Aside from this, any major is acceptable as long as you complete the prerequisite courses. I chose to major in biochemistry because there was overlap with the premed requirements and I wanted to complete my degree in 3 years.
Typical medical school prerequisites include:
Biology: Lecture – 4 semesters; Lab – 1 semester
General Chemistry: Lecture – 2 semesters; Lab – 1 semester
Organic Chemistry: Lecture – 2 semesters; Lab – 1 semester
Biochemistry: Lecture – 1 semester
General Physics: Lecture – 2 semesters; Lab – 1 semester
Math: Statistics – 1 semester
English: Rhetoric (Composition) and Literature – 2 semesters
Try to find opportunities to pursue research.
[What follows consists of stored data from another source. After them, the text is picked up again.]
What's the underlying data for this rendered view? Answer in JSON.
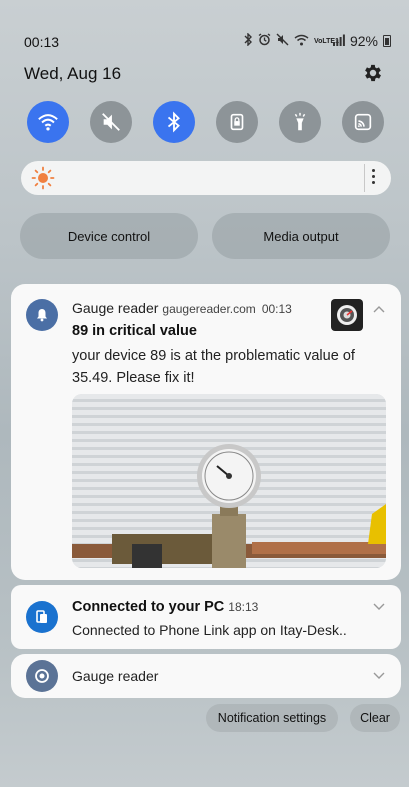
{
  "status_bar": {
    "time": "00:13",
    "network_label": "VoLTE1",
    "battery": "92%",
    "icons": [
      "bluetooth-icon",
      "alarm-icon",
      "mute-icon",
      "wifi-icon",
      "signal-icon",
      "battery-icon"
    ]
  },
  "header": {
    "date": "Wed, Aug 16"
  },
  "quick_toggles": [
    {
      "name": "wifi",
      "icon": "wifi-icon",
      "on": true
    },
    {
      "name": "sound",
      "icon": "mute-icon",
      "on": false
    },
    {
      "name": "bluetooth",
      "icon": "bluetooth-icon",
      "on": true
    },
    {
      "name": "rotation-lock",
      "icon": "lock-icon",
      "on": false
    },
    {
      "name": "flashlight",
      "icon": "flashlight-icon",
      "on": false
    },
    {
      "name": "cast",
      "icon": "cast-icon",
      "on": false
    }
  ],
  "colors": {
    "accent": "#3a74ef",
    "toggle_off": "#8d9498",
    "sun": "#f08040"
  },
  "controls": {
    "device_control": "Device control",
    "media_output": "Media output"
  },
  "notifications": [
    {
      "app": "Gauge reader",
      "source": "gaugereader.com",
      "time": "00:13",
      "title": "89 in critical value",
      "body": "your device 89 is at the problematic value of 35.49. Please fix it!"
    },
    {
      "app": "",
      "title": "Connected to your PC",
      "time": "18:13",
      "body": "Connected to Phone Link app on Itay-Desk.."
    },
    {
      "app": "Gauge reader"
    }
  ],
  "footer": {
    "notification_settings": "Notification settings",
    "clear": "Clear"
  }
}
Volunteer at your local hospital or low-income clinic. Ask physicians, PAs or other clinical providers if you can shadow them.
During college study for and complete the MCAT. Devote an entire summer to studying for the MCAT and consider paying for a prep course if you can afford it.
My son used MCAT Complete 7-Book Subject Review 2019-2020: Online + Book + 3 Practice Tests (Kaplan Test Prep) Kaplan Test Prep
It was about $140 and he achieved his goal score.
Apply to medical schools during your last year of college.
Hi Skylar! It's great you're getting started early!
First off, do some exploration on medical school and what it's really like, as well as why you want to be a doctor. So many freshmen start out as pre-med, but once they take a difficult class or have to take the MCAT, they realize that it's not for them. Skip this step and do the self-reflection NOW. If you want to help people, there are a million other ways you can do this other than be a doctor. If you are interested in healthcare, there are also a thousand other professions you can do that don't require medical school. Find out 1) what being a doctor is REALLY like by talking to a doctor or your career counselor and 2) make sure that it's the right fit for you.
Secondly, you want to be prepared by looking up the pre-med course requirements and registering for those classes at your college. Take a good look at what you'll be getting into and look over some textbooks that are for those classes. Find past syllabi for those courses to get an idea of what they'll be about. Remember that having a high GPA is critical if you want to get into medical school, so be prepared to go to office hours, get tutoring, join study groups, and do whatever it takes to maintain that high GPA.
Lastly, after you get to college, get involved in something. Whether it's a student organization, club, or job, go out and get experiences that help you grow as a person, learn about what you like/don't like, and have something to put on your resume.
I would encourage you to start early. Medical School applications open up in May but can be submitted early june. So you want to make sure you have everything in so you can submit them on the day they open. Not a moment later because yes it does matter. Its a rolling application process so it could mean the difference between getting an interview or not. You want to make sure all your letters are in, scores and transcripts. I would start as early as January of the year to get things in order so that by the time May rolls around you are just updating and making sure everything is uploaded properly.